Sarkozy caresse les Algériens dans le sens des visas

Sarkozy caresse les Algériens dans le sens des visas

Le ministre de l’Intérieur a rencontré le président Bouteflika, qui a démenti les rumeurs sur sa maladie.

Par José Garçon, Libération, 15 novembre 2006

La visite marathon de Nicolas Sarkozy, qui s’est achevée hier à Alger, aura été marquée par une vraie bonne nouvelle : la possibilité pour les Algériens d’obtenir plus rapidement des visas ­ quinze jours au lieu de plusieurs semaines, voire des mois ­ grâce à la suppression de la consultation européenne préalable à la délivrance dudit visa.
Image ternie. Le ministre de l’Intérieur et candidat en campagne comptait sur cela pour se peaufiner une stature d’homme d’Etat dans un pays où faire oublier son image ternie par la crise des banlieues peut avoir un impact sur une communauté émigrée au poids électoral non négligeable. Confirmant l’ouverture, en 2007, d’un nouveau consulat général à Oran, il a aussi pris l’engagement que les consulats français recevraient instruction pour «traiter immédiatement, le jour même» , les demandes urgentes de visas.

Le reste aura été un exercice compliqué ­ éviter de trop s’étendre sur les sujets qui fâchent, comme la repentance de la France pour son passé colonial ou un traité d’amitié moribond ­ mais bien huilé. Nicolas Sarkozy a ainsi alterné les gestes en direction des Algériens, en déposant une gerbe au monument des Martyrs de la guerre d’indépendance, et en direction des anciens de l’Algérie coloniale, en se recueillant au cimetière chrétien de Saint-Eugène. Pas un mot de trop cependant sur la «repentance» exigée avec insistance par Alger pour signer le fameux traité d’amitié.

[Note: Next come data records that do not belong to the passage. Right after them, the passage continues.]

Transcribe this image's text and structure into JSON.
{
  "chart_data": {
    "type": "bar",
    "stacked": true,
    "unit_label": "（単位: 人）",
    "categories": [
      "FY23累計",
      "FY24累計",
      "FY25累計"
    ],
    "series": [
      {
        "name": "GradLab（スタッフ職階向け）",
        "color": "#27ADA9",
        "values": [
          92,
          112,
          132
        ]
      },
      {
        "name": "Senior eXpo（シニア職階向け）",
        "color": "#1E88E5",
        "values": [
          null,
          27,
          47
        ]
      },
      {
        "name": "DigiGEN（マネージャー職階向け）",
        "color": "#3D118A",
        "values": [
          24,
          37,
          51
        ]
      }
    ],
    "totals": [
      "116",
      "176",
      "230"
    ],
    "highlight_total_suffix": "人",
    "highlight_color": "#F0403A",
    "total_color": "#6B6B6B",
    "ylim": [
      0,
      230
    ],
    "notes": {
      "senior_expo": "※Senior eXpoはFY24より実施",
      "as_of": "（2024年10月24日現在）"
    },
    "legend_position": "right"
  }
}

Et peu importe, au fond, puisque le ministre français et son homologue algérien, Yazid Zehrouni, ont indiqué d’une seule voix qu’il n’était «plus d’actualité» .

Hommage. Faute d’aller plus loin sur cet épineux sujet, le candidat déclaré à la présidentielle s’est rendu au monastère de Tibéhirine pour «rendre hommage» aux sept moines français enlevés et égorgés en 1996 dans des circonstances qui n’ont toujours pas été élucidées. Se déclarant «ému» , «bouleversé» , mais ne soufflant mot de l’instruction en cours à Paris à l’égard de laquelle la France fait la sourde oreille, Nicolas Sarkozy a ainsi cautionné de fait la thèse officielle d’Alger qui attribue ces assassinats aux groupes islamistes armés, en dépit des interrogations sur le rôle de ses services de sécurité.

Plaçant sa visite sous le sceau de «l’amitié» et de «l’apaisement», Nicolas Sarkozy aura enfin fourni l’occasion au président algérien de démentir les informations sur l’aggravation de son état de santé. «C’est vrai que j’étais très malade, mais aujourd’hui je vais beaucoup mieux, j’en suis sorti de manière absolument fabuleuse» , a-t-il dit à l’issue de trois heures d’entretien en lançant, agacé, aux journalistes : «Arrêtez de poser des questions sur ma santé.» C’est là une vraie première, Abdelaziz Bouteflika n’ayant jusqu’ici jamais évoqué publiquement sa maladie.

«Nauséabonds». La presse algérienne, elle, se partageait entre louanges et critiques acerbes envers Nicolas Sarkozy. Si l’officiel El Moudjahid se félicite pour les visas, l’influent El Watan estime que le ministre français «a reçu des autorités l’accueil chaleureux qu’il ne méritait pas […] ayant été brouté sur les pâturages nauséabonds de l’extrême droite lepéniste».